Science gives us more options, which is not a moral issue at all and only reflects positively on it. It allows us to live longer, remain more functional, and it makes life easier, safer, more comfortable, more efficient, and more interesting.
And your Christian morality, which is based in ancient, received values from people who didn't know where the rain came from or where the sun went at night, is not my humanist morality, which is based in reason applied to empathy and justice. I consider the American Christian position on abortion immoral.
Once again, not a moral issue regarding the science, but rather, its application.
And once again, I see the Christian attitude immoral and worse, its actions persecuting these people even more immoral. But then again, I'm a humanist, and my values come from a sense of empathy and justice, not ancient superstitions.
What you describe - avoiding STDs because they are diseases - is not moral behavior. It's just good hygiene.
And yet again, YOUR moral values are for YOU. They're not mine.
Also, sexual abstinence is not a virtue, and you can still catch a STD such as HIV being monogamous if your partner isn't.
War, along with the other causes of premature death common in biblical days such as high infant mortality, high maternal death during childbirth, and infection, is why we have to contend with ancient, primitive Christian values regarding sex.

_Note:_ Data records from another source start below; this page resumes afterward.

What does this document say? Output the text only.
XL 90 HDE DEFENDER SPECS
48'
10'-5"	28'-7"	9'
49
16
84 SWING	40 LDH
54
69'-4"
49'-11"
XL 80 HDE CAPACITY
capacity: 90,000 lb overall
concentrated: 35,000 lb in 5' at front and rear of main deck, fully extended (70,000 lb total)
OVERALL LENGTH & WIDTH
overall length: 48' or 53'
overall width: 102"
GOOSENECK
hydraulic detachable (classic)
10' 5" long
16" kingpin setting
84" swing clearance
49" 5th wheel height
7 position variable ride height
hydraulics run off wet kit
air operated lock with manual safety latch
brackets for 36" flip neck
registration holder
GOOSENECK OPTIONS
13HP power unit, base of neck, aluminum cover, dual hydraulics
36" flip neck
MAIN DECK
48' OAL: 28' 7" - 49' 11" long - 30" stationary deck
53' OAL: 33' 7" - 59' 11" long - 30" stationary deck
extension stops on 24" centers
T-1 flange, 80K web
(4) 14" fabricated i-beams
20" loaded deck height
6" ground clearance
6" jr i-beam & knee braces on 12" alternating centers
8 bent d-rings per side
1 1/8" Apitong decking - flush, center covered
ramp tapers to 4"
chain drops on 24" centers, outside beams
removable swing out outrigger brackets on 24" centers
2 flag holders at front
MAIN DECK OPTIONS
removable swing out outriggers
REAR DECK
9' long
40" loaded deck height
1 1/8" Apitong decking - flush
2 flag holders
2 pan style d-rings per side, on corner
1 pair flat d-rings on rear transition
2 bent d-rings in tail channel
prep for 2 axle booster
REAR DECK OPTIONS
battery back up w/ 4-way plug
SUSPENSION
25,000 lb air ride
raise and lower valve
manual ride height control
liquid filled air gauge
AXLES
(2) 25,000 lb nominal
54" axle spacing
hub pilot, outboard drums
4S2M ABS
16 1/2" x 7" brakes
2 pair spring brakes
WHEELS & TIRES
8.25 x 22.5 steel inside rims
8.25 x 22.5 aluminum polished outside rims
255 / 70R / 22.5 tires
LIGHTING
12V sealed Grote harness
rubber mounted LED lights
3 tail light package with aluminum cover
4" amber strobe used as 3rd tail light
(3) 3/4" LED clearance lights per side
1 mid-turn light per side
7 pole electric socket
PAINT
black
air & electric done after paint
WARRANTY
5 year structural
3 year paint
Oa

The ancients needed every fertile womb (except those of nuns, whose babies would have to be supported by the church along with their mothers) to churn out a baby every year, and anything that interfered with that was declared immoral - maidens remaining unmarried and childless, wives refusing sex to their husbands, masturbation, homosexuality, the rhythm method, early withdrawal, and in more modern times, medical abortion and artificial contraception, were all deemed immoral.
Worse, Christians perpetuate these values mindlessly today - a time when we need fewer people on the planet. In the States, they're back to forcing unwanted pregnancies to come to term as if those new people were still needed to prevent the tribe from going extinct or being made slaves as could happen in antiquity following an insufficiently defended invasion, when these rules were of practical value and importance.
Adultery and fornication didn't make that list. They were declared immoral not because of population concerns, but because of paternity and inheritance concerns.